Dans l'hypothèse d'une compensation de la fonction de RORα dans les structures qui ne dégénèrent pas chez le mutant staggerer, RORβ est un candidat intéressant. RORβ est un récepteur nucléaire de la famille des RORs, codé par le gène Rorb (voir Introduction §1.2). Le phénotype de la souris invalidée pour le gène Rorb suggère que ce récepteur nucléaire exerce un rôle dans la survie cellulaire de certaines structures, en particulier de la rétine. RORβ est fortement exprimé dans le cerveau, en particulier dans les neurones de la couche IV du cortex, dans le thalamus, le noyau suprachiasmatique de l'hypothalamus, la glande pinéale (ou épiphyse) et la rétine (Becker-Andre et al., 1994; Schaeren-Wiemers et al., 1997). Si l'on compare ce patron d'expression avec celui de RORα (Matsui et al., 1995; Sashihara et al., 1996; Steinmayr et al., 1998), on peut observer que l'expression coïncide pour toutes ces structures, excepté pour le cervelet et le bulbe olfactif, structures dans lesquelles RORα est exprimé, mais pas RORβ. Chez le mutant staggerer, ce sont en particulier ces deux structures qui dégénèrent: on peut donc émettre l'hypothèse que l'absence de RORα est compensée par l'expression de RORβ qui permet alors une survie neuronale, excepté dans le cervelet et le bulbe olfactif. RORα et RORβ sont deux récepteurs nucléaires qui présentent de fortes homologies de séquence - 91% pour le domaine de fixation à l'ADN - et sont capables de se fixer sur le même élément de réponse (RORE). Ceci suggère que RORβ pourrait réguler l'expression de gènes identifiés comme étant des cibles de RORα, en particulier en absence de RORα.

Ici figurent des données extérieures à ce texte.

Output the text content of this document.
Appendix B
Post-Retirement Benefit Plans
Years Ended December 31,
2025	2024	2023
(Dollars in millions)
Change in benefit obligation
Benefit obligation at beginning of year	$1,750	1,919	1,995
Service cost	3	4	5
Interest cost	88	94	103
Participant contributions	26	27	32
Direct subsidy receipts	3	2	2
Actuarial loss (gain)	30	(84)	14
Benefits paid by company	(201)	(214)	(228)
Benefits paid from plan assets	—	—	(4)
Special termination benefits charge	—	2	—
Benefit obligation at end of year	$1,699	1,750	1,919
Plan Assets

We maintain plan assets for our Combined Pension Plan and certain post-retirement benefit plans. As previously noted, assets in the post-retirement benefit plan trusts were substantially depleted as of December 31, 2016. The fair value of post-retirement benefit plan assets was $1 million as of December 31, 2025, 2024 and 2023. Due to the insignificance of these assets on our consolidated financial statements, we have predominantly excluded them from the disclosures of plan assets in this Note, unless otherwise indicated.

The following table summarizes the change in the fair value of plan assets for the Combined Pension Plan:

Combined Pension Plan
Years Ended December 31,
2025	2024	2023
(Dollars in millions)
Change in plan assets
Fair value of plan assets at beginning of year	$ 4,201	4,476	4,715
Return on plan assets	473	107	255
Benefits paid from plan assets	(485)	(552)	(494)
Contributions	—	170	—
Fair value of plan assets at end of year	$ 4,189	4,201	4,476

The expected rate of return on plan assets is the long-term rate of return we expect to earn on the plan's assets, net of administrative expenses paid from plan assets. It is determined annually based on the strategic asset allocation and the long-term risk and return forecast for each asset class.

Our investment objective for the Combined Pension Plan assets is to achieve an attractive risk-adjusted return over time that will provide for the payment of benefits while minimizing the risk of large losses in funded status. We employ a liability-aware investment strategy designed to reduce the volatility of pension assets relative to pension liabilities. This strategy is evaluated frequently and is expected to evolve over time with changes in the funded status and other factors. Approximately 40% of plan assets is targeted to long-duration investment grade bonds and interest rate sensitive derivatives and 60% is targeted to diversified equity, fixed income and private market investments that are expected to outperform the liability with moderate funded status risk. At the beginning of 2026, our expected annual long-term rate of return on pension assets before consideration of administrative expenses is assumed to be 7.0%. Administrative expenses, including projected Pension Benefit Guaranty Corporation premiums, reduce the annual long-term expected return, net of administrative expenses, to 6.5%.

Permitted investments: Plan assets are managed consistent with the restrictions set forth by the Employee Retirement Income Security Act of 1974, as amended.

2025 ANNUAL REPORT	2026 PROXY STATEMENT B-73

On peut proposer d'autres mécanismes de compensation ou de régulation différentielle de l'activité de RORα dans les différentes structures du cerveau qui expriment RORα mais qui ne dégénèrent pas chez le mutant staggerer. Rev-Erbα, un autre récepteur nucléaire orphelin qui interagit négativement avec RORα à différents niveaux (voir Introduction, § I.3.5, I.4 et I.5), est fortement exprimé dans les cellules de Purkinje et dans les cellules granulaires du bulbe olfactif (Chomez et al., 2000), cellules qui dégénèrent chez le mutant staggerer. La souris déficiente pour Rev-Erbα présente des anomalies de développement du cervelet (Chomez et al., 2000). RORα et Rev-Erbα entrent en compétition dans la régulation de l'expression de nombreux gènes: RORα a un effet activateur alors que Rev-Erbα a au contraire un effet répresseur sur la transcription de ses gènes cibles. L'absence de RORα dans des cellules qui expriment fortement le récepteur antagoniste Rev-Erbα

pourrait donc être critique pour la survie des neurones.